Mid-Sized Multi-Families in Chicago, What am I Missing?

11 Replies

I live and invest in DC, but I'm from the Chicago burbs, so every now and again I Redfin properties in Chicago.  The other day I'm browsing around the Austin neighborhood on the west side, and I find a bunch of multi-family properties that aren't selling but seem like no-brainers.

I'm finding places listed at $450k, with gross rents of $15k. Even assuming 60% expenses and a 30% down mortgage at 5.5%, you're looking at like $4k/month cash flow, or a 35% CoC return.

I've got a friend who lives in Austin, so I've spent some time there and know it isn't exactly Chicago's premier neighborhood, but it doesn't strike me as a terrible area either.  And these numbers seem sick.

So I've gotta ask, what am I missing?  I haven't done any multi-family, so are my numbers off somehow? This just seems too good to be true.

I often drive through Austin on my way to work. Although, I try to avoid it. The answer to your question is one word: CRIME. 

Yes, there are some areas close to Oak Park and Elmwood Park that are livable. But the majority of it is just too dangerous.

http://www.chicagomag.com/Chicago-Magazine/The-312/July-2012/Austin-Chicagos-Deadliest-Neighborhood/

Thanks, @Marc Boyd .

I did take a quick look at some of the crime stats, seemed like they weren't great but not terrible either.  I'm not looking to invest in a war zone, but perfect neighborhoods tend to have terrible returns on rentals.

@Will Johnston  If I were you, I'd call several property managers that work around there and get their take on the situation. To be sure, some of them may just try to talk you in to buying something there no matter what and hiring them so they can get some bucks off of you, so you'd need to be cautious. But you may get lucky and find someone who really knows what they are doing in that type of property/neighborhood. And if they are all leery of that neighborhood then at least you'll know it would be really difficult to make something work there.

@Will Johnston  here is an Austin crime map.  I know a cop in Austin and all I can tell you is I would not take a free property there

That high level of violent crimes is a no go.

Even if you have a high level of non-violent crimes turning around an area is easier. If you have high violent crimes and low income then you can forget it. Could be decades if ever before a place turns over.

You need to find SAFE YIELD while getting a good return. That Is why it takes work to find deals.

You might have to create your yield by buying a big rehab property below market and fixing it out to rent in a good to great area. This way you get a cheaper price. Buy the ugliest house on the best street still rings true.

35% coc for a quality asset and areas just isn't realistic in my opinion. If you are hitting 20% coc you are doing well and many investors shoot for 10% minimum COC with their "tax equivalent yield" higher after depreciation.

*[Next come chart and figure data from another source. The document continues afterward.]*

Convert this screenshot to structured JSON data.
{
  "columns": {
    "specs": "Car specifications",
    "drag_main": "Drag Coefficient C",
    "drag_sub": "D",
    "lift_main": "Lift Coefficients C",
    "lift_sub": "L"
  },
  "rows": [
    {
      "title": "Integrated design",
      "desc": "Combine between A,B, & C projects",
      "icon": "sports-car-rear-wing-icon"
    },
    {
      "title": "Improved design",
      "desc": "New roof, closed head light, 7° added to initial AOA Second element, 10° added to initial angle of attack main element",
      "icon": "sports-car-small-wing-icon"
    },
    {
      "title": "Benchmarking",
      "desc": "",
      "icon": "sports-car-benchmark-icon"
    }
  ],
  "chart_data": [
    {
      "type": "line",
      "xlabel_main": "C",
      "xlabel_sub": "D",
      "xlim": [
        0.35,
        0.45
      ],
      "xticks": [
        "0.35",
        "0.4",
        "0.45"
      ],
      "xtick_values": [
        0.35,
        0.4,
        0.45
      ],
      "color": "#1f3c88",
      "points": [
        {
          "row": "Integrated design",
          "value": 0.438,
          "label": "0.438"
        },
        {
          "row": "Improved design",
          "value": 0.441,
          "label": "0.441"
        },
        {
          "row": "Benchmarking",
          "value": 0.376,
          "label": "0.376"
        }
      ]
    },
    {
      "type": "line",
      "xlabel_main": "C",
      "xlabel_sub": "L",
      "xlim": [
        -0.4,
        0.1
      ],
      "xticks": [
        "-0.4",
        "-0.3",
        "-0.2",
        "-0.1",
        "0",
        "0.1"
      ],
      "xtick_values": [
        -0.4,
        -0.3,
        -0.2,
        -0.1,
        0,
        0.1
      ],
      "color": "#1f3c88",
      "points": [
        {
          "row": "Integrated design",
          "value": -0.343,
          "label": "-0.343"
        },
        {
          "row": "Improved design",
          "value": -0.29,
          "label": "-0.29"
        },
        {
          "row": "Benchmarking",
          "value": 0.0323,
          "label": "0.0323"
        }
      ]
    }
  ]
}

And how much deferred maintenance have these properties gathered over the years? Each of these properties could easily need gut rehabs. Your theoretical 35% COC drops pretty fast when you don't have any tenants and have a big rehab bill coming out of the gates....

I agree with @Brie Schmidt  , @Joel Owens  , @Derek Martin  

 and @Marc Boyd  : investing in not-so-good areas with high crime rate is not a good idea. The way I classify areas are:

A - you get no cashflow but more Appreciation
B - you get Both A & C
C - you get Cashfow but little to no appreciation
D - you get cashflow BUT with the tenant DRAMA and property DEPRECIATION
F - FORGET IT (war zone) or you're F****d up!

If you really want to invest in the D & F areas, tread with caution. You can make money but you have to almost live in your property so you can watch it like a hawk. Investing in those areas is definitely NOT passive because you have to actively manage those properties (and even actively manage the property managers). The worst mistake of my investing in career is buying a 100+ year old building in a war zone. You can listen to it here (as Brandon and Josh interviewed me):

http://Biggerpockets.com/show65

I just got out of my ownership stake in a gut-rehabbed building in North Lawndale at a significant loss but I still couldn't be happier.  Gangs, drug-dealing, shootings, break-ins, graffiti, deadbeat tenants, garbage thrown everywhere, you name it - we had it all there.  Every property management company we interacted with either refused the job, wanted an exorbitant minimum monthly fee, or just plain did a terrible job managing the building.  Basically your only play is to fill it with Section 8 (which takes time but is do-able), but its still not worth the headaches.  

I just got out of my ownership stake in a gut-rehabbed building in North Lawndale at a significant loss but I still couldn't be happier.  Gangs, drug-dealing, shootings, break-ins, graffiti, deadbeat tenants, garbage thrown everywhere, you name it - we had it all there.  Every property management company we interacted with either refused the job, wanted an exorbitant minimum monthly fee, or just plain did a terrible job managing the building.  Your only play is to fill it with Section 8 (which takes time but is do-able) - but its still not worth the headaches.